S3 Outage: the Aftermath

ScreenshotAs covered both here and on our parent blog GigaOM, Amazon’s S3 storage service had a bad day yesterday. (So, by the way, did their Simple Queue System, but an outage in that service is less noticeable to most web users). How bad? Well, they missed their 99.9% SLA, and now owe 10% refunds for the month; indeed, they almost came down to the 99% level where they’d owe 25% refunds. Unfortunately, to claim a refund you need to submit your server request logs to confirm the outage, which is difficult or impossible for most web worker users. If you do navigate the credit process, let us know.

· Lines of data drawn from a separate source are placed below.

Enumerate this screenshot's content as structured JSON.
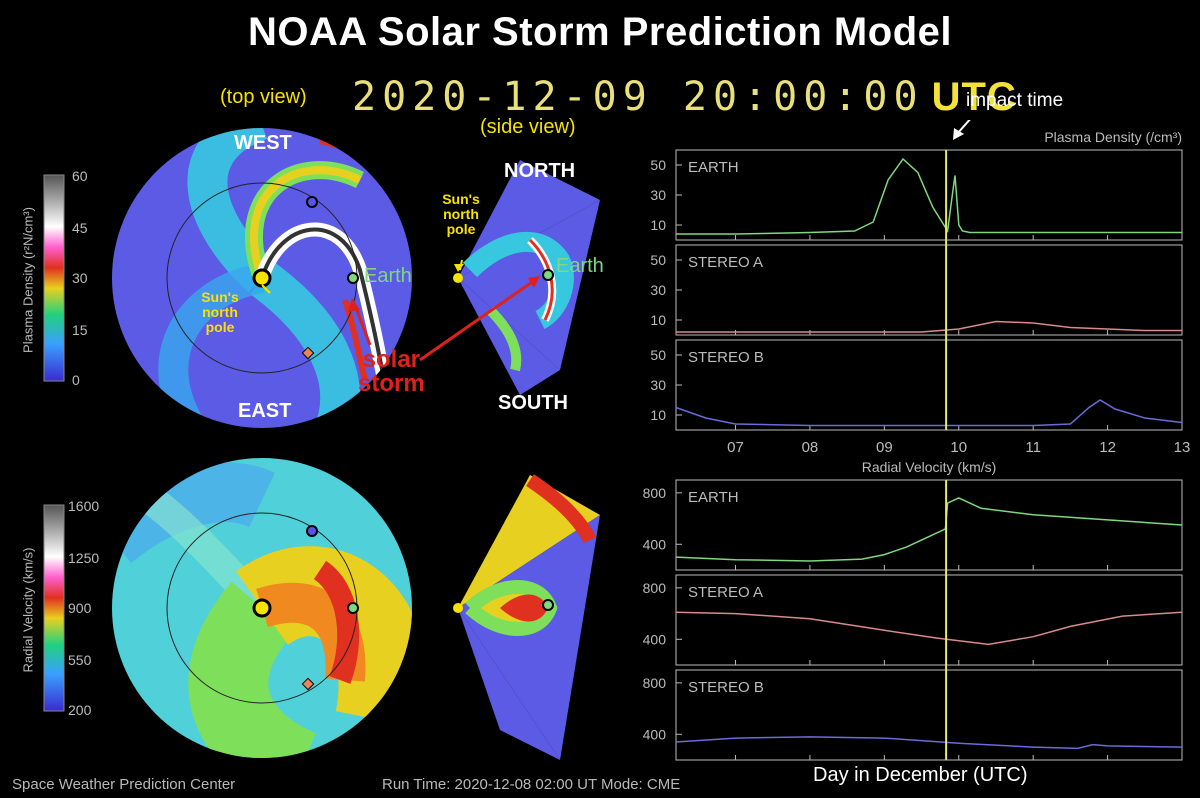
{
  "title": "NOAA Solar Storm Prediction Model",
  "datetime": "2020-12-09  20:00:00",
  "utc": "UTC",
  "labels": {
    "top_view": "(top view)",
    "side_view": "(side view)",
    "west": "WEST",
    "east": "EAST",
    "north": "NORTH",
    "south": "SOUTH",
    "earth": "Earth",
    "earth_side": "Earth",
    "sun_pole_1": "Sun's",
    "sun_pole_2": "north",
    "sun_pole_3": "pole",
    "solar_1": "solar",
    "solar_2": "storm",
    "impact_time": "impact time"
  },
  "colorbars": {
    "density": {
      "label": "Plasma Density (r²N/cm³)",
      "ticks": [
        "60",
        "45",
        "30",
        "15",
        "0"
      ]
    },
    "velocity": {
      "label": "Radial Velocity (km/s)",
      "ticks": [
        "1600",
        "1250",
        "900",
        "550",
        "200"
      ]
    }
  },
  "footer": {
    "left": "Space Weather Prediction Center",
    "run_time": "Run Time: 2020-12-08 02:00 UT   Mode: CME",
    "xaxis": "Day in December (UTC)"
  },
  "colors": {
    "earth": "#7fd77f",
    "stereo_a": "#d98a8a",
    "stereo_b": "#6b6bd9",
    "impact_line": "#e8e86a",
    "axis": "#bbbbbb"
  },
  "chart_data": [
    {
      "type": "line",
      "title": "Plasma Density (/cm³)",
      "xlabel": "Day in December (UTC)",
      "xlim": [
        6.2,
        13.0
      ],
      "x_ticks": [
        "07",
        "08",
        "09",
        "10",
        "11",
        "12",
        "13"
      ],
      "impact_time": 9.83,
      "panels": [
        {
          "name": "EARTH",
          "ylim": [
            0,
            60
          ],
          "y_ticks": [
            10,
            30,
            50
          ],
          "x": [
            6.2,
            7.0,
            8.0,
            8.6,
            8.85,
            9.05,
            9.25,
            9.45,
            9.65,
            9.85,
            9.9,
            9.95,
            10.0,
            10.05,
            10.15,
            10.5,
            11.0,
            12.0,
            13.0
          ],
          "values": [
            4,
            4,
            5,
            6,
            12,
            40,
            54,
            45,
            22,
            6,
            25,
            43,
            10,
            6,
            5,
            5,
            5,
            5,
            5
          ]
        },
        {
          "name": "STEREO A",
          "ylim": [
            0,
            60
          ],
          "y_ticks": [
            10,
            30,
            50
          ],
          "x": [
            6.2,
            8.0,
            9.5,
            10.0,
            10.5,
            11.0,
            11.5,
            12.5,
            13.0
          ],
          "values": [
            2,
            2,
            2,
            4,
            9,
            8,
            5,
            3,
            3
          ]
        },
        {
          "name": "STEREO B",
          "ylim": [
            0,
            60
          ],
          "y_ticks": [
            10,
            30,
            50
          ],
          "x": [
            6.2,
            6.6,
            7.0,
            8.0,
            9.0,
            10.0,
            11.0,
            11.5,
            11.75,
            11.9,
            12.1,
            12.5,
            13.0
          ],
          "values": [
            15,
            8,
            4,
            3,
            3,
            3,
            3,
            4,
            15,
            20,
            14,
            8,
            5
          ]
        }
      ]
    },
    {
      "type": "line",
      "title": "Radial Velocity (km/s)",
      "xlabel": "Day in December (UTC)",
      "xlim": [
        6.2,
        13.0
      ],
      "x_ticks": [
        "07",
        "08",
        "09",
        "10",
        "11",
        "12",
        "13"
      ],
      "impact_time": 9.83,
      "panels": [
        {
          "name": "EARTH",
          "ylim": [
            200,
            900
          ],
          "y_ticks": [
            400,
            800
          ],
          "x": [
            6.2,
            7.0,
            8.0,
            8.7,
            9.0,
            9.3,
            9.6,
            9.82,
            9.85,
            10.0,
            10.3,
            11.0,
            12.0,
            13.0
          ],
          "values": [
            300,
            280,
            270,
            285,
            320,
            380,
            460,
            520,
            720,
            760,
            680,
            630,
            590,
            550
          ]
        },
        {
          "name": "STEREO A",
          "ylim": [
            200,
            900
          ],
          "y_ticks": [
            400,
            800
          ],
          "x": [
            6.2,
            7.0,
            8.0,
            9.0,
            9.7,
            10.4,
            11.0,
            11.5,
            12.2,
            13.0
          ],
          "values": [
            610,
            600,
            560,
            470,
            410,
            360,
            420,
            500,
            580,
            610
          ]
        },
        {
          "name": "STEREO B",
          "ylim": [
            200,
            900
          ],
          "y_ticks": [
            400,
            800
          ],
          "x": [
            6.2,
            7.0,
            8.0,
            9.0,
            10.0,
            11.0,
            11.6,
            11.8,
            12.0,
            13.0
          ],
          "values": [
            340,
            370,
            380,
            370,
            330,
            300,
            290,
            320,
            310,
            300
          ]
        }
      ]
    }
  ]
}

ScreenshotMeanwhile, the effects of this outage have plenty of folks discussing other storage services, either as an backup to Amazon S3 or a replacement. The leading contender appears to be Nirvanix, who offer storage at $0.25 per GB/month with uploads and downloads at $0.18 per GB – not too outrageously different from Amazon’s $0.15 per GB month with uploads at $0.10/GB and downloads starting at $0.17/GB. Watch for some smart developers to come up with middleware layers that do automatic mirroring and fallback from S3 to Nirvanix soon.

9 Responses to “S3 Outage: the Aftermath”

  1. As a backup to S3, you’re right – it could make a lot of sense… and no question that both are a better deal than a full CDN.

    JD (the pricing “JD” – not the “Nirvanix has a poor track record JD” ;-)

  2. @JD – As far as pricing goes, I think a lot of services would swallow a 70% increase if they were using it only for backup purposes when Amazon was down. Less enticing if you think about switching everything over.

    And in the grand scheme of things, it’s far, far less than you would pay a CDN like Akamai.

  3. When it’s internal you have a physical throat to choke i.e direct responsibility and authority to react to your priorities. This does however come at a fairly high cost. So a model we use is a hybrid of both: where in the case of a catastrophic failure we can guarantee 100% data integrity (e.g. a second copy of all data) and fallback to a degraded state of functionality when outages occur (e.g. allow file view but not file add etc).

  4. I’m not so sure the pricing is “not too outrageously different.” By my math, it’s an increase of 70% or so (I looked at monthly costs for 100gb storage with 20gb up and 10gb down).

    The price difference may not be worrisome for the Jungle Disk demographic (personal backups smaller than the above numbers), but would add up quick for sites/applications relying on S3 for lots of assets.

  5. Of course going all inhouse simply means that YOU are on the line for service levels. It’s always interesting to see the unspoken assertion that people make when talking about failures like this – that they’d do better. That flies in the face of experience of course… most companies do NOT have 100% uptime even when they run everything in house.

    The problem with the S3 outage was, i think, less that it was several hours than that it was several consecutive hours during the day. Had it been a series of hiccups at 3am spread out over a month there would be less comment.

  6. We used them heavily before the outage. Primarily the SQS service, but also S3 to an extent.

    We decided during the outage that it didn’t make sense for us to outsource critical services like we were to them. So during the outage, I coded up an entire replacement to SQS so that we don’t have to now. I think a lot of people are going to be doing this too.

    Either people will realize their dependencies on Amazon and will be adding a middle layer, or they will go all in-house, like us.